Ничего нельзя было понять в этих судорожных выкриках. Засаленный тяжёлый его картуз, с резко переломившимися над красной звездой полями и оттого похожий на скворешню, съехал козырьком на сторону; маленькое жёлтое личико, покрывшееся белыми пятнами, непрестанно дёргалось, большой лоб то блестел, то покрывался частыми глубокими бороздами, косые глаза смотрели умоляюще и напряжённо, подвижные сухие губы тянулись в трубочку, он часто-часто кивал головой, как фарфоровый болванчик, и, видимо, хотел сказать что-то весьма важное и трудно выразимое. Когда он подбежал, пленные шарахнулись в сторону:

— Ишь, чорт косоглазый, с мёртвых поднялся…

— Ой, ой, гаспадина камисала, дилюгой ходя стлиляйла, моя стлиляйла нет…

— Да что он плетёт, дьявол бы его драл совсем? — спросил взводный.

Толстый, по виду глуповатый парень с девичьими сочными губами потоптался, гыкнул по-деревенски в рукав и сказал:

— Оно, как ваши палить стали, этот китай пал наземь и завыл, а потом, сталоть, стих. Я ещё ногою пхнул — а он, язви его, и не шевелится вовсе. Семеро их там было, в теплушке, убитых…

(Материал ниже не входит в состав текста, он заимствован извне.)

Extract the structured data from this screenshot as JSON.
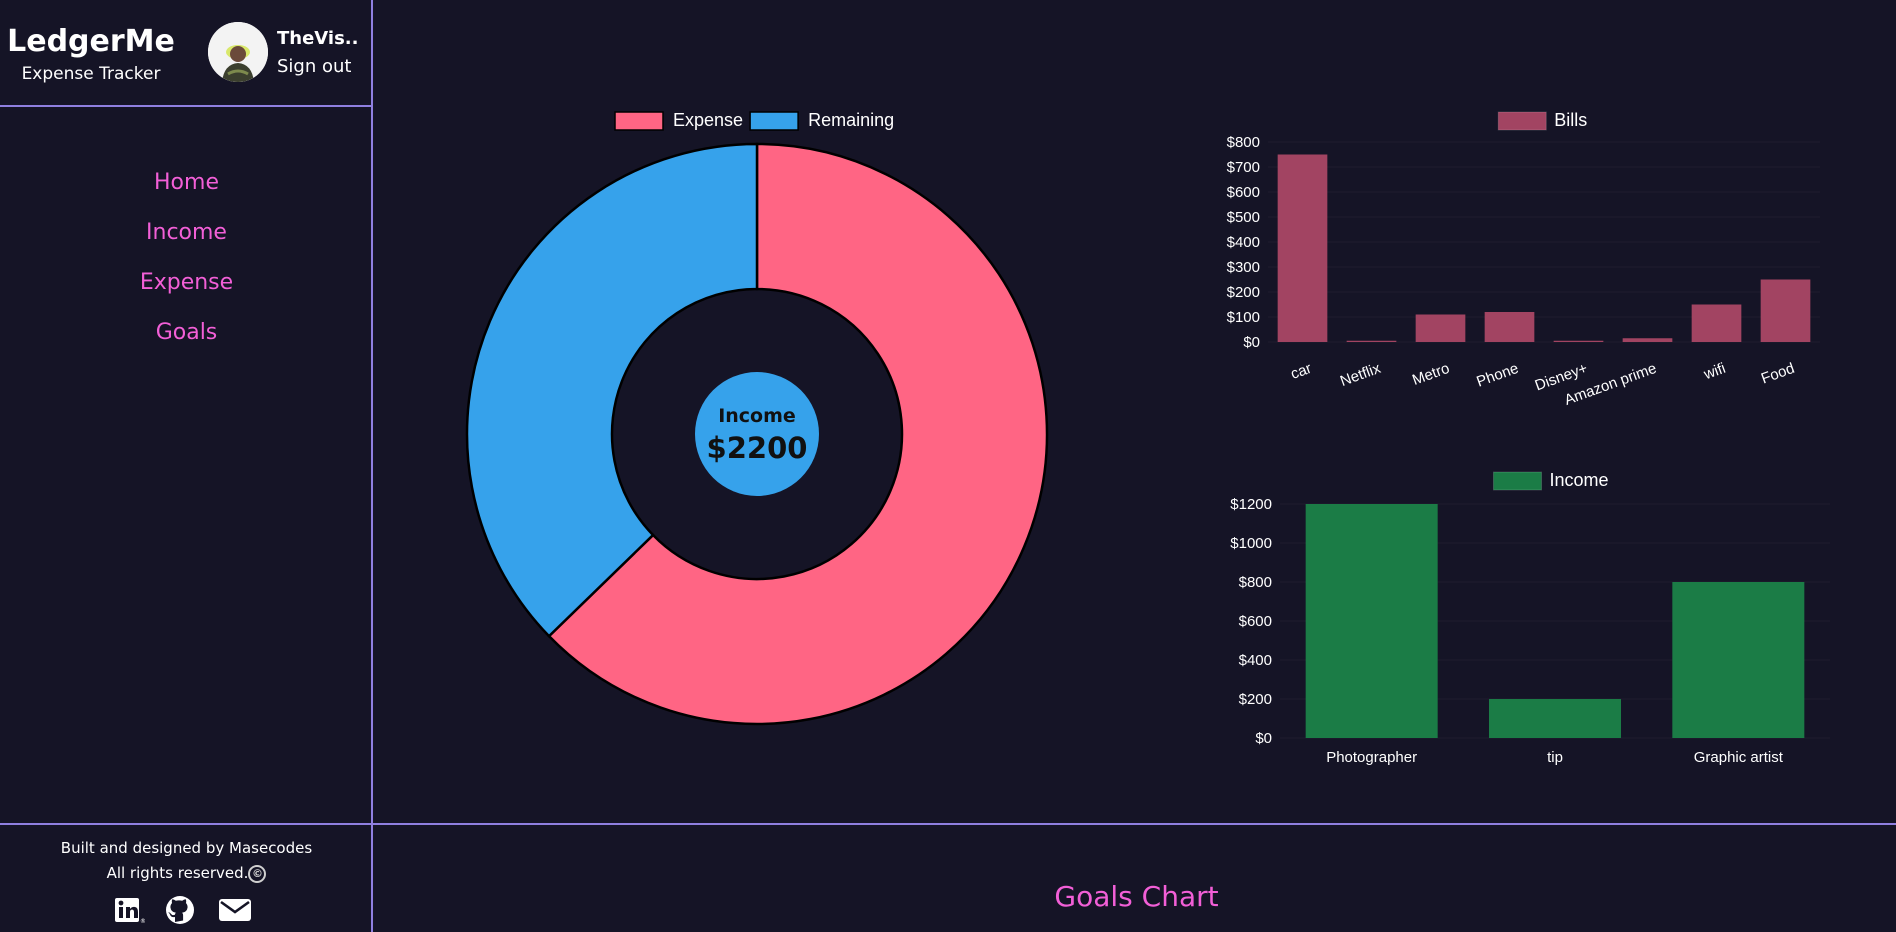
{
  "app": {
    "title": "LedgerMe",
    "subtitle": "Expense Tracker"
  },
  "user": {
    "name": "TheVis...",
    "sign_out": "Sign out"
  },
  "nav": {
    "items": [
      "Home",
      "Income",
      "Expense",
      "Goals"
    ]
  },
  "footer": {
    "credit": "Built and designed by Masecodes",
    "rights": "All rights reserved.",
    "copyright_symbol": "©",
    "social_icons": [
      "linkedin-icon",
      "github-icon",
      "mail-icon"
    ]
  },
  "goals": {
    "title": "Goals Chart"
  },
  "colors": {
    "expense": "#ff6584",
    "remaining": "#36a2eb",
    "bills": "#a24462",
    "income_bar": "#1b7c46",
    "accent": "#f25fd7",
    "border": "#8f7fe0",
    "background": "#151426"
  },
  "chart_data": [
    {
      "type": "doughnut",
      "labels": [
        "Expense",
        "Remaining"
      ],
      "values": [
        1380,
        820
      ],
      "center_label": "Income",
      "center_value": "$2200"
    },
    {
      "type": "bar",
      "series": [
        {
          "name": "Bills",
          "values": [
            750,
            5,
            110,
            120,
            5,
            15,
            150,
            250
          ]
        }
      ],
      "categories": [
        "car",
        "Netflix",
        "Metro",
        "Phone",
        "Disney+",
        "Amazon prime",
        "wifi",
        "Food"
      ],
      "yticks": [
        "$0",
        "$100",
        "$200",
        "$300",
        "$400",
        "$500",
        "$600",
        "$700",
        "$800"
      ],
      "ylim": [
        0,
        800
      ]
    },
    {
      "type": "bar",
      "series": [
        {
          "name": "Income",
          "values": [
            1200,
            200,
            800
          ]
        }
      ],
      "categories": [
        "Photographer",
        "tip",
        "Graphic artist"
      ],
      "yticks": [
        "$0",
        "$200",
        "$400",
        "$600",
        "$800",
        "$1000",
        "$1200"
      ],
      "ylim": [
        0,
        1200
      ]
    }
  ]
}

— Моя стлиляйла нет… — сюсюкал маленький человек.

— Это верно, ваше благородие, он стрелять не может, он у ротного коло дочки вроде, сталоть, няньки. Минаем его у нас прозвали, потому на стрельбе всё минал. Чтобы приклад в плечо, а он его — в живот, глупый чорт. Били его сильно, только без пользы, не может он. Ну, потом со строя вон… Минай и есть…

— Миняй, Миняй!.. — обрадованно закивал головой китаец.

— Он, ваше благородие, парень хороший, ей-бо… нестроевой… Что с ево, с дурака… А сам он допрежь того хвокусник был…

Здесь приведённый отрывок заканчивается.